(Teleborsa) – Il petrolio cede intorno al 2,5% con il Brent a 98 dollari al barile e il WTI a 90,6 dollari (-3,3%), quasi azzerando i guadagni della seduta precedente quando i nuovi raid USA in Iran avevano spinto i prezzi al rialzo. Il calo riflette i progressi percepiti nei negoziati di pace tra Washington e Teheran.
L’analista PVM Tamas Varga ha spiegato a Cnbc che “c’è stato un progresso palpabile verso la fine della crisi e un numero crescente di navi sta transitando attraverso il collo di bottiglia critico. È per questo che la pressione al ribasso è ripresa”.

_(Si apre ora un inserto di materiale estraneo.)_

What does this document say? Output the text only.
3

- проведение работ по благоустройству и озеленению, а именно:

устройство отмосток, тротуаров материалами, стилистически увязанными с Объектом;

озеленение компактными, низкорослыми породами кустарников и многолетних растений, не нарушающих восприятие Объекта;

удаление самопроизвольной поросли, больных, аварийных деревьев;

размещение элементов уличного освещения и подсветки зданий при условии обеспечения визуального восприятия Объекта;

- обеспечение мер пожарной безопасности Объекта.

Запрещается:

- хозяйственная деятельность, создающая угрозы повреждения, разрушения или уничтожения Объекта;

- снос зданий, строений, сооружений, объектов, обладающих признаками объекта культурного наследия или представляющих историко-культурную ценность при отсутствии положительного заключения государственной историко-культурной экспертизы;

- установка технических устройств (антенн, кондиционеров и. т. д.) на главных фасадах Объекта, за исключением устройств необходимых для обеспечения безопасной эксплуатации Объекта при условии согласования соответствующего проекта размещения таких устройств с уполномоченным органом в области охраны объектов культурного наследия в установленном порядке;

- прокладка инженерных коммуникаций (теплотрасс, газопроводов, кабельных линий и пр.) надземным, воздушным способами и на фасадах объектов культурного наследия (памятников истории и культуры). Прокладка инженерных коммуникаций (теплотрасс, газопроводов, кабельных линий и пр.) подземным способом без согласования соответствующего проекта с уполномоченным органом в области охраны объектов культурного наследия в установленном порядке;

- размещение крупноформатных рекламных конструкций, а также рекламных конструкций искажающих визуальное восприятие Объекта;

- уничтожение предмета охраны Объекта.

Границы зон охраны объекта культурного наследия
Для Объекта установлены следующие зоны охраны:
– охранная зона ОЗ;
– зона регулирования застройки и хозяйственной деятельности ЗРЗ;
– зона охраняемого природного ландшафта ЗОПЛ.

Gli analisti di Commerzbank hanno aggiunto che “le speranze per un accordo quadro tra USA e Iran sono state in qualche modo smorzate dai recenti raid americani su siti missilistici iraniani e imbarcazioni che stavano presumibilmente cercando di minare lo Stretto di Hormuz. Tuttavia, la fiducia rimane alta tra i partecipanti al mercato”. A sostenere il sentiment anche la notizia che alcune petroliere GNL hanno attraversato lo Stretto nei giorni scorsi, alimentando le attese di una prossima riapertura della rotta.

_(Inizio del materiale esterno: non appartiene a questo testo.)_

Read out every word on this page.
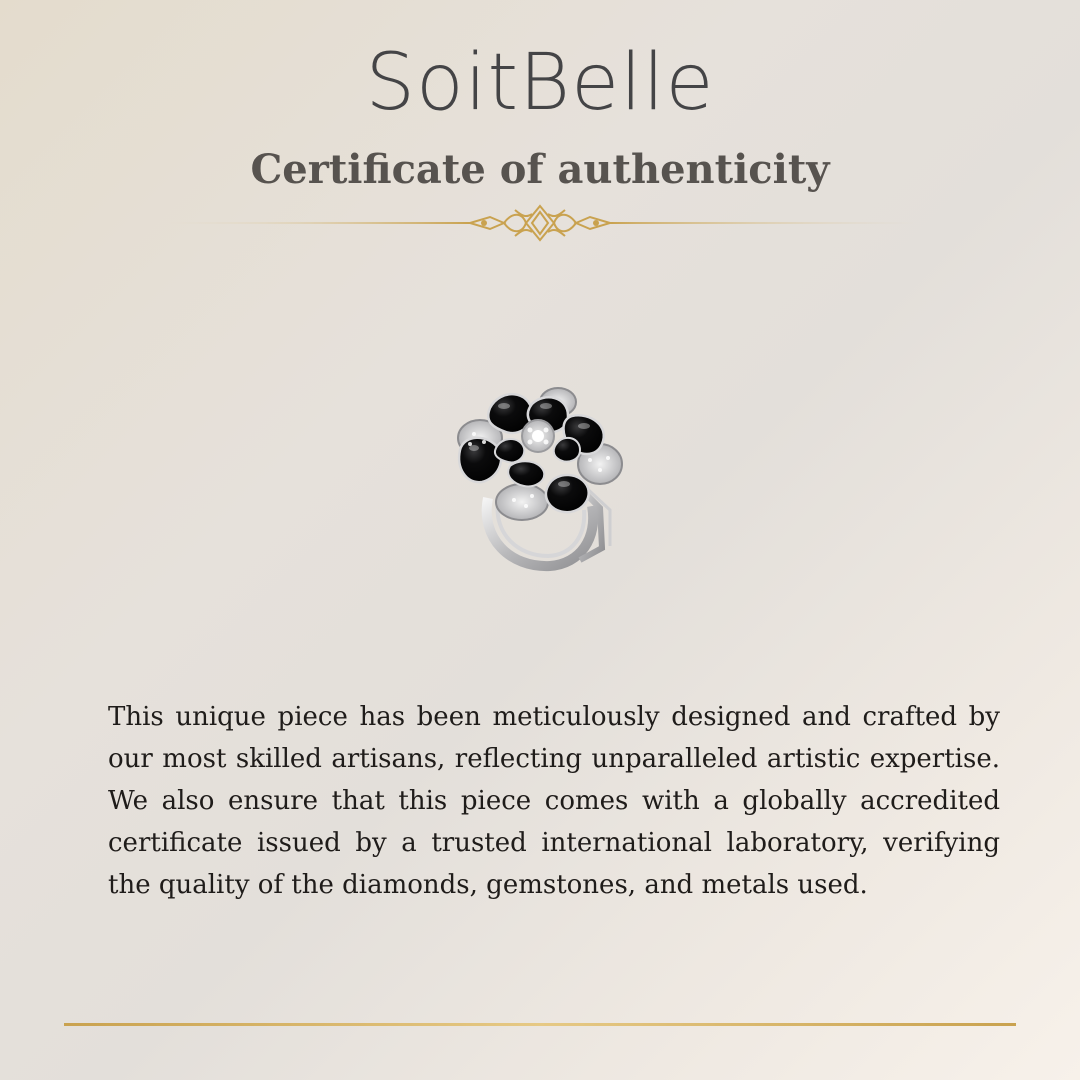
SoitBelle
Certificate of authenticity

This unique piece has been meticulously designed and crafted by our most skilled artisans, reflecting unparalleled artistic expertise. We also ensure that this piece comes with a globally accredited certificate issued by a trusted international laboratory, verifying the quality of the diamonds, gemstones, and metals used.
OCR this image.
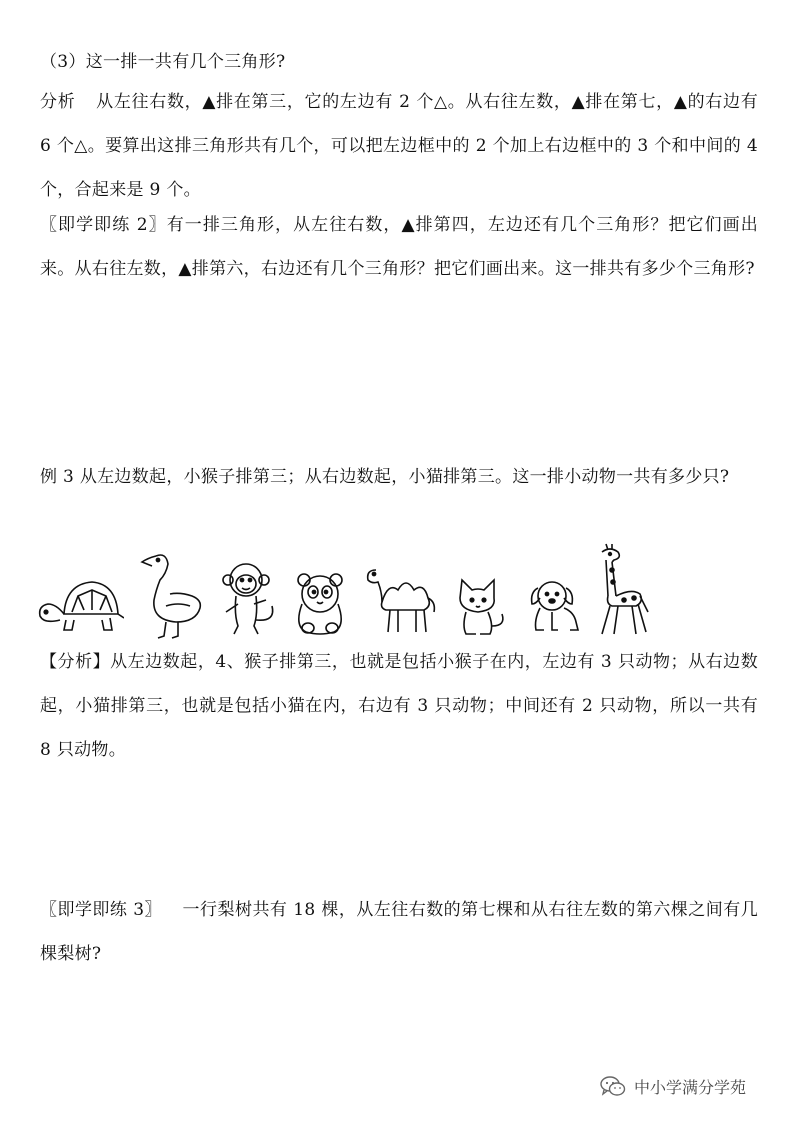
（3）这一排一共有几个三角形?
分析 从左往右数，▲排在第三，它的左边有 2 个△。从右往左数，▲排在第七，▲的右边有 6 个△。要算出这排三角形共有几个，可以把左边框中的 2 个加上右边框中的 3 个和中间的 4 个，合起来是 9 个。
〖即学即练 2〗有一排三角形，从左往右数，▲排第四，左边还有几个三角形？把它们画出来。从右往左数，▲排第六，右边还有几个三角形？把它们画出来。这一排共有多少个三角形?
例 3 从左边数起，小猴子排第三；从右边数起，小猫排第三。这一排小动物一共有多少只?
【分析】从左边数起，4、猴子排第三，也就是包括小猴子在内，左边有 3 只动物；从右边数起，小猫排第三，也就是包括小猫在内，右边有 3 只动物；中间还有 2 只动物，所以一共有 8 只动物。
〖即学即练 3〗 一行梨树共有 18 棵，从左往右数的第七棵和从右往左数的第六棵之间有几棵梨树?
中小学满分学苑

“Riteniamo che lo shock petrolifero abbia superato la fase uno (panico iniziale) e la fase due (aspettative di un conflitto di breve durata) e stia ora entrando nella fase tre – hanno però commentato gli analisti di T. Rowe Price –. Durante la fase uno di panico iniziale, gli investitori hanno in gran parte abbandonato le posizioni più affollate o ridotto significativamente l’esposizione dopo lo shock iniziale (inizio marzo). Nella fase due, invece, le aspettative erano di un conflitto di breve durata: poiché si prevedevano effetti inflazionistici di secondo livello limitati, si stimava solo un impatto moderato sulla politica monetaria, che è stato incorporato nei mercati da metà marzo a oggi”.

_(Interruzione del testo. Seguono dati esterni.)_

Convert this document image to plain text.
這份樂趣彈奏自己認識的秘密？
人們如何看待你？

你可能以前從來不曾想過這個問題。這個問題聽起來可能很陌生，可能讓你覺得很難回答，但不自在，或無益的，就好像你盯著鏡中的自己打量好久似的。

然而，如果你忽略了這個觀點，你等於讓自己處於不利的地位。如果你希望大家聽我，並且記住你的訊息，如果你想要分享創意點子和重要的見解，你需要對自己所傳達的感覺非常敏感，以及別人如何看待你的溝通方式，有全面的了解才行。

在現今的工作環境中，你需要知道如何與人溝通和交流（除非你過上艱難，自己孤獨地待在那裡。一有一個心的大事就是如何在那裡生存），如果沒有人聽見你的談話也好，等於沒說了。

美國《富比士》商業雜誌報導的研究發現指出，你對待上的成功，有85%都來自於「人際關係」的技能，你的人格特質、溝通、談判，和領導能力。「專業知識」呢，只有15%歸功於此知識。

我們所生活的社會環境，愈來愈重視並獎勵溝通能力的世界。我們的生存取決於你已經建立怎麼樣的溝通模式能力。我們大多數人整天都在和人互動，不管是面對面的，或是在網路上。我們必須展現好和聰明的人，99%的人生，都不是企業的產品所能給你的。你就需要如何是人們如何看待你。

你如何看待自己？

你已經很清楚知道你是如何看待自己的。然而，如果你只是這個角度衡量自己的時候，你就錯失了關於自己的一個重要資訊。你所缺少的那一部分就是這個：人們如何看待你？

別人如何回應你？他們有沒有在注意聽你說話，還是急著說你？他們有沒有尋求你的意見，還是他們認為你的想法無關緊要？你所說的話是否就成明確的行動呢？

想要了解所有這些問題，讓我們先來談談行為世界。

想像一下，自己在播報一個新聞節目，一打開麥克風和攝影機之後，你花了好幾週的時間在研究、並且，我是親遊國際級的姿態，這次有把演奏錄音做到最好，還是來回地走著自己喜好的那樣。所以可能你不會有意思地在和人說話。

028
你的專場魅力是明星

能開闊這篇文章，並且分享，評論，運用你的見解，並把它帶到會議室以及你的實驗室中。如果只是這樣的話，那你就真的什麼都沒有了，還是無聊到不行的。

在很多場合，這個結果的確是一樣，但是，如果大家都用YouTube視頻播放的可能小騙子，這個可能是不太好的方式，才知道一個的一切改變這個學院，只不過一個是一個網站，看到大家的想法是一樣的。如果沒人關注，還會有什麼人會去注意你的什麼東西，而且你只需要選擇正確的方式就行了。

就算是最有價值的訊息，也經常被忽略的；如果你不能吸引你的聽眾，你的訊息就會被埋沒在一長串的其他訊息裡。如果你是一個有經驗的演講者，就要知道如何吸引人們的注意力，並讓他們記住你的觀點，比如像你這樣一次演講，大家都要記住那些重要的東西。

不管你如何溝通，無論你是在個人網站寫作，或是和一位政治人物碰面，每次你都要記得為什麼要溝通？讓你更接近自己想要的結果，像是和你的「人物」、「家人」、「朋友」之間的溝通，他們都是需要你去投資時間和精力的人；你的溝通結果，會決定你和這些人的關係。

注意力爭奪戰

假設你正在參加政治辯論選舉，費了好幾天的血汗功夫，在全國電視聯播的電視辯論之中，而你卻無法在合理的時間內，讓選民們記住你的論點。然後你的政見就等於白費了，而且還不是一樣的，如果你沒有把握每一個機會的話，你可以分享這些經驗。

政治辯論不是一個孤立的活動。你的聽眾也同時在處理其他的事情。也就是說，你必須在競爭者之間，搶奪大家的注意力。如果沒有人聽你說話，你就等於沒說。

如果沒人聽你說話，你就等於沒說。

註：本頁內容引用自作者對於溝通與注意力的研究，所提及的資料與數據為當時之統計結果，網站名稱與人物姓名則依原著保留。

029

“La fase tre, infine, potrebbe prevedere una perturbazione prolungata: la mancanza di una soluzione implica carenze energetiche durature e la probabilità che gli effetti inflazionistici di secondo livello inizino a diventare più evidenti. In queste condizioni, le banche centrali potrebbero essere costrette a intervenire in modo più significativo”, ha aggiunto Peter Botoucharov, Emerging Market Credit Analyst di T. Rowe Price.